Eu havia congelado feito um poste e minha mente estava prestes a parar de funcionar, mas forcei meus pensamentos a circularem, para conseguir extrair algum sentido de toda aquela situação. Mas as palavras que saíram daquele capuz vazio pareciam zombar dos meus esforços.
— Prezados jogadores, imagino que já tenham notado o sumiço do botão de logout do menu principal. Isso não é um erro do sistema. Vou repetir: isso não é um erro do sistema, mas sim parte das especificações de Sword Art Online.
— E… Especificações? — Klein disse, a voz falha.
O anúncio em voz grave prosseguiu, como se quisesse abafar o ruído das vozes.
— Até que atinjam o topo do castelo, nenhum de vocês poderá sair do jogo por vontade própria.
Na hora, não consegui entender o que ele quis dizer com “castelo”. Onde é que tinha um castelo na Cidade do Início?
As minhas dúvidas foram sanadas com o que o Kayaba disse logo em seguida.
— Além disso, a paralisação ou o desligamento do Nerve Gear por terceiros também está proibida. Caso haja alguma tentativa…
Por um instante, todas as dez mil pessoas prenderam a respiração. Talvez tenha sido por causa do silêncio quase insuportável, mas as palavras que ele disse depois pareciam sair mais lentamente.
— …os sensores de sinais de sua Nerve Gear irão emitir um potente pulso eletromagnético e destruir o seu cérebro, paralisando todas as suas funções vitais.
Eu e Klein nos encaramos por alguns segundos em choque.
Era como se a minha mente se recusasse a acreditar no que eu havia acabado de ouvir. Mas a breve declaração de Kayaba me atingiu dos pés à cabeça com uma intensidade e dureza tremendas.
Destruir os nossos cérebros.
Em outras palavras, ele vai nos matar.
Se alguém desligar a energia da Nerve Gear ou desconectar a trava, ele vai matar o usuário. Fora aquilo que Kayaba acabara de declarar.
Murmúrios começaram a surgir aqui e ali em meio à multidão, mas não havia ninguém gritando ou enraivecido. Todos, assim como eu, ou ainda não conseguiam entender o que havia acabado de ser dito, ou então se recusavam a acreditar.
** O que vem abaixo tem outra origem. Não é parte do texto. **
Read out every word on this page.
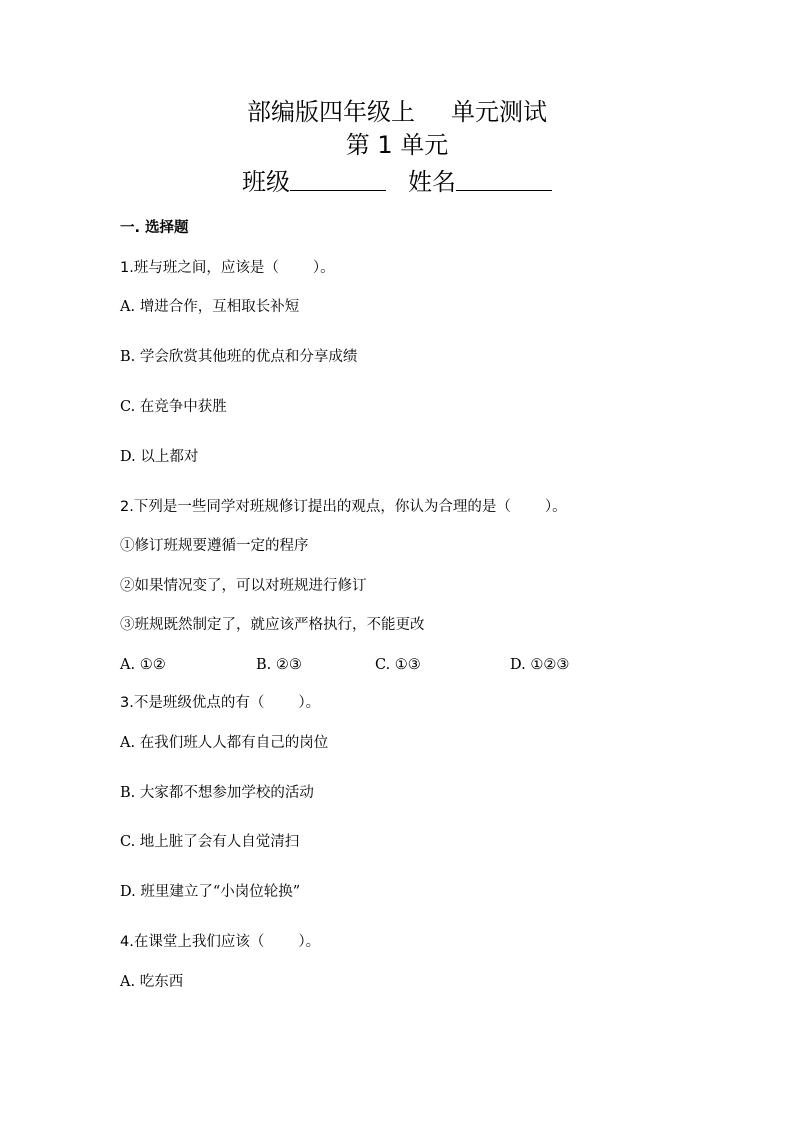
部编版四年级上 单元测试
第 1 单元
班级	姓名
一. 选择题
1.班与班之间，应该是（ ）。
A. 增进合作，互相取长补短
B. 学会欣赏其他班的优点和分享成绩
C. 在竞争中获胜
D. 以上都对
2.下列是一些同学对班规修订提出的观点，你认为合理的是（ ）。
①修订班规要遵循一定的程序
②如果情况变了，可以对班规进行修订
③班规既然制定了，就应该严格执行，不能更改

A. ①②

	B. ②③

	C. ①③

	D. ①②③

3.不是班级优点的有（ ）。
A. 在我们班人人都有自己的岗位
B. 大家都不想参加学校的活动
C. 地上脏了会有人自觉清扫
D. 班里建立了“小岗位轮换”
4.在课堂上我们应该（ ）。
A. 吃东西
A mão direita de Klein se ergueu lentamente. Ele estava tentando tocar o lugar onde o capacete estaria no mundo real. Logo em seguida, ele soltou um riso seco.
— Há, há… O que esse cara tá falando? Ele ficou louco? Não tem como isso acontecer, a Nerve Gear… É só um acessório de jogo. Não tem como isso… Destruir o nosso cérebro. Não é, Kirito?!
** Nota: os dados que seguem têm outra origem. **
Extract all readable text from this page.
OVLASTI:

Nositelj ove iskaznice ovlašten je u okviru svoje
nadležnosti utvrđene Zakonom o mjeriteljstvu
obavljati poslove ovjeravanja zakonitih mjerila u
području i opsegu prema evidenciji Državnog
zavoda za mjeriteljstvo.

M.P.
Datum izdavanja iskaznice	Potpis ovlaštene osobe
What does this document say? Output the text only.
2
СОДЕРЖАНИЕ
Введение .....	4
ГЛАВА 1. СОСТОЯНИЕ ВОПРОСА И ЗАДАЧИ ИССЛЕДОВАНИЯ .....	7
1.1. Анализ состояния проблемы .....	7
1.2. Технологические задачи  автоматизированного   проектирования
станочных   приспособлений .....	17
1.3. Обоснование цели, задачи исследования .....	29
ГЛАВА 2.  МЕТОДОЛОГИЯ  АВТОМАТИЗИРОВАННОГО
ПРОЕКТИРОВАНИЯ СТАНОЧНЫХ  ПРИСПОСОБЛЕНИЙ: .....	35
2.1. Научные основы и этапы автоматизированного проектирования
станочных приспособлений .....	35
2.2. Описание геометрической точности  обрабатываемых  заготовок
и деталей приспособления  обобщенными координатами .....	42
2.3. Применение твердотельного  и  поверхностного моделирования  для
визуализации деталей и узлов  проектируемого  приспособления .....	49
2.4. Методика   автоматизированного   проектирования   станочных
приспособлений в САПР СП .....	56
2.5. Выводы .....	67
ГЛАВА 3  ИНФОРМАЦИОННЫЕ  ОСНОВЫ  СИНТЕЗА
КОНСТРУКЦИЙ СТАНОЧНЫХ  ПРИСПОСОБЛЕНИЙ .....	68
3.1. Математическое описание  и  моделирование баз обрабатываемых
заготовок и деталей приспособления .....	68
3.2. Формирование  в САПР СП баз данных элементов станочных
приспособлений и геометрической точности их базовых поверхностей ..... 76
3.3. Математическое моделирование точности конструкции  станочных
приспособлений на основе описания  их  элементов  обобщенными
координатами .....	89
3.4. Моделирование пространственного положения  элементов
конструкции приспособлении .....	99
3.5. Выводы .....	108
A última parte foi dita em um grito rouco. Klein estava praticamente me perfurando com seu olhar, mas não consegui mover minha cabeça em sinal de concordância.
Dentro do capacete da Nerve Gear havia inúmeros sensores de sinais que emitiam pequenos pulsos eletrônicos e enviavam sinais sensoriais falsos ao cérebro.
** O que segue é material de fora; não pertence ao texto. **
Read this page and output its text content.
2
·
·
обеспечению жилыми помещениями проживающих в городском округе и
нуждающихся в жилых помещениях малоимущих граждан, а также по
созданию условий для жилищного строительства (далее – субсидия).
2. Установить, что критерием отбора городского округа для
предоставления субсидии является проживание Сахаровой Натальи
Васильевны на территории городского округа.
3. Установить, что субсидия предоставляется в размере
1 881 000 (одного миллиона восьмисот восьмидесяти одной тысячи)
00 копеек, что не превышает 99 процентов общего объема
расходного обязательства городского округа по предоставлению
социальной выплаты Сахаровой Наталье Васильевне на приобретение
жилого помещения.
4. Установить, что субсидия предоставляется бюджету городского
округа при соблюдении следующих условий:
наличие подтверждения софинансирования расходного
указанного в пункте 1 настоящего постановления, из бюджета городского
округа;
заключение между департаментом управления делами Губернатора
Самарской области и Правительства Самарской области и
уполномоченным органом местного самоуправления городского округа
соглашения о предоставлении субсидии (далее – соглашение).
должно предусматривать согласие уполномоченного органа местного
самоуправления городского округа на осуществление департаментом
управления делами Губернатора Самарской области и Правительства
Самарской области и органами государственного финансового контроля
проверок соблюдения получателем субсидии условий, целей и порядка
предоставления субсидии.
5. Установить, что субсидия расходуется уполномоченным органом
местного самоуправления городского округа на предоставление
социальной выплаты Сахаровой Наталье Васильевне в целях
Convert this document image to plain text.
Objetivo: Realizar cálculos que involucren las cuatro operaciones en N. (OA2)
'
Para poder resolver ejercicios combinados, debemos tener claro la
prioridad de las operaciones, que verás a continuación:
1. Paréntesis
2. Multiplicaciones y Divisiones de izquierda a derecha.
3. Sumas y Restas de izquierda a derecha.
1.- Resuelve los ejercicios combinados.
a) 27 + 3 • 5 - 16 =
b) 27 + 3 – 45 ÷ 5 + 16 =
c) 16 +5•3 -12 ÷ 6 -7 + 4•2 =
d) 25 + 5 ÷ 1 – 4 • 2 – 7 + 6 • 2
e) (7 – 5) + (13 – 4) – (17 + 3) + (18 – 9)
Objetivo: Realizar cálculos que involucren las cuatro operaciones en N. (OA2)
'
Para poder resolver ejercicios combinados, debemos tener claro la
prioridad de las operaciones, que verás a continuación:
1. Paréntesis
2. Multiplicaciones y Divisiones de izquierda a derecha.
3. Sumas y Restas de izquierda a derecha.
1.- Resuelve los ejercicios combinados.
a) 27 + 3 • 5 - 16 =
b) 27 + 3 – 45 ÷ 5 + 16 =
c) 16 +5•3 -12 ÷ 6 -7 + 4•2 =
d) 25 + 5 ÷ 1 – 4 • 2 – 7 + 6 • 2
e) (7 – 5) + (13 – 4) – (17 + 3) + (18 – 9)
Pode-se dizer que era o mais novo exemplo de ultratecnologia existente, mas o mesmo princípio básico tem sido usado nos últimos quarenta anos em um certo aparelho domesticado presente nas casa japonesas: o micro-ondas.
Se tiver a quantidade suficiente de corrente elétrica, a Nerve Gear pode atirar as moléculas de água no nosso cérebro e acabar fritando-o com o calor gerado pela fricção. Contudo…
— Teoricamente, não é impossível, mas… É óbvio que é um blefe. Se a Nerve Gear for tirada da tomada, não tem como ela enviar nenhum tipo de corrente elétrica. A menos que tenha algum tipo de bateria… embutida…
Klein provavelmente entendeu por que eu parei de falar.
Sua voz era quase um lamento, um gemido, sua figura alta agora diminuta e seu belo rosto, uma expressão vazia.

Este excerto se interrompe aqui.